Semiconductor detectors are nuclear measurement detectors which, combined with the appropriate electronics, allow spectrometric, counting or integration measurements. They have the following general characteristics
- Very good energy resolution,
- Good spatial resolution.
However, these detectors are often :
- Susceptible to radiation damage.
Mode of operation
Semiconductor detectors allow the conversion of X-rays or gamma rays into electrons. When a photon interacts with the crystal, an internal charge is created and the application of an external magnetic field allows the collection of these charges. The three modes of interaction of the photon with the crystal are the following:
- Photoelectric absorption: the absorbed photon transfers all its energy to the electron of the atom in the medium.
- Compton scattering: this is an inelastic scattering where the photon transfers a fraction of its energy to a weakly bound electron of the atom, which is ejected and the photon is scattered.
- Pair production: a photon of energy greater than 1.02 MeV interacts with the coulombic field of a nucleus to produce an electron/positron pair.

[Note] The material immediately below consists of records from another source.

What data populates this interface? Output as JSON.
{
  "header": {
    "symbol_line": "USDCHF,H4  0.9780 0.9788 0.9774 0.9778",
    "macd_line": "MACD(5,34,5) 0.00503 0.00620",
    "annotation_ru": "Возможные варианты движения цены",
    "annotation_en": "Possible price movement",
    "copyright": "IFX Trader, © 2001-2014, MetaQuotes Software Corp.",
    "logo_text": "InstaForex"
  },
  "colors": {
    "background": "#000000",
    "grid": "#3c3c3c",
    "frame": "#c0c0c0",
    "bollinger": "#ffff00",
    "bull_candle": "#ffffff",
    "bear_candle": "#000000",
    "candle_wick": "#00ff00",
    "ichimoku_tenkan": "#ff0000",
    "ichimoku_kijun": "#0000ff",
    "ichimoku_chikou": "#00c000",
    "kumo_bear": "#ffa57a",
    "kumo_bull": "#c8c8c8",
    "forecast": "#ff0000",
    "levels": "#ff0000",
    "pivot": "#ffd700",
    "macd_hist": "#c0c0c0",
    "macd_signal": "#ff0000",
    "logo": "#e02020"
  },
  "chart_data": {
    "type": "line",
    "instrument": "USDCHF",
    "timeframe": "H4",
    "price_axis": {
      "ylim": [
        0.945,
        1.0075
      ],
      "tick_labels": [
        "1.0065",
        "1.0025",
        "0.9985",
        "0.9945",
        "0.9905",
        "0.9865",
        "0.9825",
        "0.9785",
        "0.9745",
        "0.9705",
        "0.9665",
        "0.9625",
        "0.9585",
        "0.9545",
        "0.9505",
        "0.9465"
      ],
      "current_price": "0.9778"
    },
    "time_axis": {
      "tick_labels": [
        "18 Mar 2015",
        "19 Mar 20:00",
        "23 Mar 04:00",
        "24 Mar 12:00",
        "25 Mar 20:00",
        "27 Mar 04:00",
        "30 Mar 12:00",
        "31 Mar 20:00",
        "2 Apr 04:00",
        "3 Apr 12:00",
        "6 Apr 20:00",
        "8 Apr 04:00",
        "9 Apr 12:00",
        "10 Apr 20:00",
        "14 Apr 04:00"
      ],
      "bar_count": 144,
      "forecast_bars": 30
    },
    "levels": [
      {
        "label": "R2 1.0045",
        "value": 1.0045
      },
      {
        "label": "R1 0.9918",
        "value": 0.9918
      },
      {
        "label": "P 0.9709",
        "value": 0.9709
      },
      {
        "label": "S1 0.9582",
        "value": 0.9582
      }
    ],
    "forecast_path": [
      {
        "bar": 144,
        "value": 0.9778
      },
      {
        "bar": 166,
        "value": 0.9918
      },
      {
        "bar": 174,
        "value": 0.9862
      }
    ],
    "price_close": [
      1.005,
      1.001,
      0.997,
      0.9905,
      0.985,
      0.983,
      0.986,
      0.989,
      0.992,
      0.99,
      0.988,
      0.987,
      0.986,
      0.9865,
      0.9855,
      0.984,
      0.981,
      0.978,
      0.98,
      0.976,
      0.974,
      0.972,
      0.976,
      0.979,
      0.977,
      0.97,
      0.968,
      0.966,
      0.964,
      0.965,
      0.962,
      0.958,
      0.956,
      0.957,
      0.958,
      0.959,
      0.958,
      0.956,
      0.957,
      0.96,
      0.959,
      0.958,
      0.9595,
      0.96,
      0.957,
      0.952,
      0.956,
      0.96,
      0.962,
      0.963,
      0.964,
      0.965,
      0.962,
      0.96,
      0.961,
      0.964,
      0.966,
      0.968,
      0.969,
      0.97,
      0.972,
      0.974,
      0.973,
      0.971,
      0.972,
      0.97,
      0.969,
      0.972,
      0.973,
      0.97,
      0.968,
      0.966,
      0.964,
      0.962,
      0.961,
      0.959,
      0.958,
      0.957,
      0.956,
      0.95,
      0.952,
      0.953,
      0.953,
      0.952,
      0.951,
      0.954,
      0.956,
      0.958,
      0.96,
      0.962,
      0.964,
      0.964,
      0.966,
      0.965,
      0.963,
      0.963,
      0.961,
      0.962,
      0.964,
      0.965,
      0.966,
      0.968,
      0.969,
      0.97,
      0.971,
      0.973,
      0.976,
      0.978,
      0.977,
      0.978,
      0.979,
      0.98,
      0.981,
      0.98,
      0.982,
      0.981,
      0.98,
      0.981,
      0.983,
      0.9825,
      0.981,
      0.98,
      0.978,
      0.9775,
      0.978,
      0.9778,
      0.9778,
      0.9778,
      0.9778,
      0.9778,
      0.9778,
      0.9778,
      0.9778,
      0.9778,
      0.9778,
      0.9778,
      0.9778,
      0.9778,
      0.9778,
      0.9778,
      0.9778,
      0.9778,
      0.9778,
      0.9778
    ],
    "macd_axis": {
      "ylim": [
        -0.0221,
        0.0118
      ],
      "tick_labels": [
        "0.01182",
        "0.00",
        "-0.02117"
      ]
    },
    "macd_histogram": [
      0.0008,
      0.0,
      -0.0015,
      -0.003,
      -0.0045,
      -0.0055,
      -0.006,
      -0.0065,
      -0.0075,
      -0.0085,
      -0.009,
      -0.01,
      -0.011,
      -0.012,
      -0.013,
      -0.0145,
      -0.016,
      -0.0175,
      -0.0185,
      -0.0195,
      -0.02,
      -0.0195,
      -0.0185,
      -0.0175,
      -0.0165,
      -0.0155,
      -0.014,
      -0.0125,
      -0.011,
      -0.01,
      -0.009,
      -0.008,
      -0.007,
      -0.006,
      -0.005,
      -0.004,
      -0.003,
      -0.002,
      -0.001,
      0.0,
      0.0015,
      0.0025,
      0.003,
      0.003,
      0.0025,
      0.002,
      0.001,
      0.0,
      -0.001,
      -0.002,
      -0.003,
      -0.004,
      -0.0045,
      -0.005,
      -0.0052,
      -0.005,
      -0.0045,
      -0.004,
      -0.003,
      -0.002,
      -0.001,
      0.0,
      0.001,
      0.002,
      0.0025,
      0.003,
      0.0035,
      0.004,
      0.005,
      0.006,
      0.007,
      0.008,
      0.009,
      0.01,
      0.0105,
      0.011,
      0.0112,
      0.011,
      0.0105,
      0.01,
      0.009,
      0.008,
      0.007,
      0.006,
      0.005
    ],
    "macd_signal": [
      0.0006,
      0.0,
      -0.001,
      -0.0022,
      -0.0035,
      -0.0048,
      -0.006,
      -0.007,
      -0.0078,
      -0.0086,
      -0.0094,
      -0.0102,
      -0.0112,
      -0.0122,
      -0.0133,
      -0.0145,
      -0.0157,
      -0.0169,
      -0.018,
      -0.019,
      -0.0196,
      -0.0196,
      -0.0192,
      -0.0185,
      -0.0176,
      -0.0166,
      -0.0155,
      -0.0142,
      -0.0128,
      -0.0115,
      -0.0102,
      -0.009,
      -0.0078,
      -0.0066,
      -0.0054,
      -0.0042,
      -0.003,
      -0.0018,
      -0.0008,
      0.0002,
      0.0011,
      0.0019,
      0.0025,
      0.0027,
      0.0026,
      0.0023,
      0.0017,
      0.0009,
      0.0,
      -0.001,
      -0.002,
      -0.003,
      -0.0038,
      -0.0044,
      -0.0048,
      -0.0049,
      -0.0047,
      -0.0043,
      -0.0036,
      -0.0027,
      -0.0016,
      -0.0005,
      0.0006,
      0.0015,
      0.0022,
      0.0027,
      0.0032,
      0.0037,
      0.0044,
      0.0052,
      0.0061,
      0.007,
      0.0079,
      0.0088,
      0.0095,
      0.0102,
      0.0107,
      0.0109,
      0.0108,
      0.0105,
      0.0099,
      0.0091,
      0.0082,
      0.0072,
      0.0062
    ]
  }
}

Compared to the more traditional semiconductor detectors, such as silicon or Germanium, semiconductors composed of two or more elements have been particularly studied in recent decades, showing interesting spectroscopic properties.
CdZnTe (or CZT) meaning Cadmium Zinc Telluride and CdTe (Cadmium Telluride) show :
- High detection efficiency,
- good spectroscopic performance at room temperature,
- ideal characteristics for the creation of reliable and compact detection systems.
Typical CdZnTe are made by depositing a thin layer of metal on the surface of the detector forming the electrodes. These electrodes polarise the detector and create an electrical potential across the crystal.
Thus, any ionising particle interacting with the polarised crystal (CZT or CdTe) will result in the creation of a number of electron-hole pairs proportional to the energy of the incident particle. The negatively charged electrons and positively charged holes migrate to their respective electrodes and are collected.
The resulting charge pulse is fed into the preamplifier to produce a voltage pulse whose amplitude is proportional to the energy of the incident particle.
Use of CdZnTe/CdTe
Nowadays, very small CdZnTe detectors are available, operating at room temperature with energy resolutions around 2-3% at 662 keV, allowing good spectroscopic quality while accepting relatively high count rates.
This is why these detectors are the spectrometers of choice for use on our robot sensors or as a connected sensor.